Adamson accepted that his team had to begin by playing catch-up, reevaluating the information gleaned in the first eighteen months and moving forward. And as in any battle, the commander and the troops who now came to the front were fresh and confident. Those who were pulled back were battle weary. Dave Reichert, Bob LaMoria, Ben Colwell, Rupe Lettich, and Fae Brooks stayed with the fight. Adamson knew all too well that he, too, would have to deal with the media. The headlines were growing larger and the coverage of the Green River murders more frequent as the list of possible victims expanded.

“I honestly thought,” Adamson remembered, “that because I had good people, we would have this thing solved within six months.
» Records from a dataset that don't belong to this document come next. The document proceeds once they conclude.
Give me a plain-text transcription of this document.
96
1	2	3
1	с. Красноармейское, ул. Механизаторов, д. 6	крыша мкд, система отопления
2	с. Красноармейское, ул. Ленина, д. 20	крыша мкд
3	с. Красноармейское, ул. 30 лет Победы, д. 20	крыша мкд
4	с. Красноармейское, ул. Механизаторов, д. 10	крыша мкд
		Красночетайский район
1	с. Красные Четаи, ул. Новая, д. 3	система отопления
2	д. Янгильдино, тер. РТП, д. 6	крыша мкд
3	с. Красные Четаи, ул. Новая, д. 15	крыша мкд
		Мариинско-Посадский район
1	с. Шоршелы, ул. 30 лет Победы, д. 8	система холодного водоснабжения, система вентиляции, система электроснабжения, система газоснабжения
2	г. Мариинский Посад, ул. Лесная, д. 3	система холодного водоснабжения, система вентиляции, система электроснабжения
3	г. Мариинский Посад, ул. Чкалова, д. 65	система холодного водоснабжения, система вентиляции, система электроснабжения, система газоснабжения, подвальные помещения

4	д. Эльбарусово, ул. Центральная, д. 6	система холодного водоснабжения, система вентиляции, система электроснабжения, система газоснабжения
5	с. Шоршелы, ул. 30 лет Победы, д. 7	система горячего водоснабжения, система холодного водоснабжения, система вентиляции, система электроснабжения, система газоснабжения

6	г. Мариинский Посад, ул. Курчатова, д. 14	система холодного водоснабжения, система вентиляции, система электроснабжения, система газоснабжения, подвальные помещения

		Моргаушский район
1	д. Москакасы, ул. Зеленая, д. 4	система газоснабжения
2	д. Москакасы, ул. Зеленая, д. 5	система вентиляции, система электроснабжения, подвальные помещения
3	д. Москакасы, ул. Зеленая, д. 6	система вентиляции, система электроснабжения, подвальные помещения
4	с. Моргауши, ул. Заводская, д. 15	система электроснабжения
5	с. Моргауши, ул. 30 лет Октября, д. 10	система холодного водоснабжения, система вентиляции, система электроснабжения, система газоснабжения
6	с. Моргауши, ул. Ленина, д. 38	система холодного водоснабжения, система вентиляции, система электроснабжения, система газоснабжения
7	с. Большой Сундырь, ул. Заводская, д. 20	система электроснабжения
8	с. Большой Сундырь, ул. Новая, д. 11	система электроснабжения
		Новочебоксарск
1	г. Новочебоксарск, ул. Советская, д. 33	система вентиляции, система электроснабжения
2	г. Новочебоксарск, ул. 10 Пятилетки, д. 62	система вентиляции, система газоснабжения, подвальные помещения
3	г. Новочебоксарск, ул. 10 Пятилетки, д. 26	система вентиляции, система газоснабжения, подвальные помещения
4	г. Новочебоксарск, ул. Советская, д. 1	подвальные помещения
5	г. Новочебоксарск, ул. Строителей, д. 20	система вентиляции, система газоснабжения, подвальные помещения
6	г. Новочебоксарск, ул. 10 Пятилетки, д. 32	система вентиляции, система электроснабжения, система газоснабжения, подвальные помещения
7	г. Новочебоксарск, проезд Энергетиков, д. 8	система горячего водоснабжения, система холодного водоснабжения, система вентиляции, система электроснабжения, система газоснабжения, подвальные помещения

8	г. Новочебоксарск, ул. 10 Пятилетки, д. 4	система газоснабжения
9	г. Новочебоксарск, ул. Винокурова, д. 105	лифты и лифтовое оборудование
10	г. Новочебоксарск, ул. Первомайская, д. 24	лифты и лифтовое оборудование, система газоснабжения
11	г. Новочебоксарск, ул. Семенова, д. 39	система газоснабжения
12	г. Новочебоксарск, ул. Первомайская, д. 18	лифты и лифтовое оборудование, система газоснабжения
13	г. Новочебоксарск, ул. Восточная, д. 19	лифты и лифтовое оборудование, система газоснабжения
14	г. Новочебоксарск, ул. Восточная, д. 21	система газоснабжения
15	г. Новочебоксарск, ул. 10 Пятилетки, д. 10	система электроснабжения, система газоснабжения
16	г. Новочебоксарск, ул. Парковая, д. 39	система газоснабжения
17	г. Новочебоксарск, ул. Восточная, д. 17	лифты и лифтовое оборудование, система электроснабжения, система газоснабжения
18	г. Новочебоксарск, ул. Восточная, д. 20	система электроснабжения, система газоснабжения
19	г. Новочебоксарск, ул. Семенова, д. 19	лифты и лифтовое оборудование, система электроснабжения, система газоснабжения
In hindsight, I think we probably should have.”

The second Green River Task Force had one senior deputy prosecutor assigned to work on the cases with them. Al Matthews joined the investigation in early 1984. He would remain with them until 1987.

WHEN ADAMSON moved into his new job during the holiday season of 1983, Shawnda Summers, Yvonne Antosh, Connie Naon, Kelly Ware, Mary Bridget Meehan, and an unidentified body had been found. Many, many more women were missing, some of them victims who had yet to be reported.

Five days before Christmas, 1983, Kimi-Kai Pitsor’s mother learned where her daughter was. And Frank Adamson had to deal with the first body found on his watch. It wasn’t really a body; it was only a skull.

“We had a list of twelve women who were victims—known victims—and not all of them would turn out to be Green River victims,” Adamson recalled. “Then there was a list of missing women sent to us from the Seattle Police Department with twenty-two possibles on it. Most of them would be found and were, indeed, Green River cases. I was in Major Crimes only fifteen days when Kimi-Kai Pitsor’s skull was found in Mountain View Cemetery. She was one of those twenty-two, and she was one of the youngest of all. She was barely sixteen. That was shocking to me.”

The small skull in the cemetery was found about eighteen miles southeast of the airport. It might well have been from the cemetery, a body unearthed by grave robbers and scattered. Vandals in cemeteries had struck often in the south county. The site was almost on the boundary line of the small town of Auburn. But it wasn’t a skull ripped from a grave. It was Kimi-Kai, found thirty miles from where she was last seen in downtown Seattle. It was out in the open, not in an overgrown wooded area where the other victims had been found.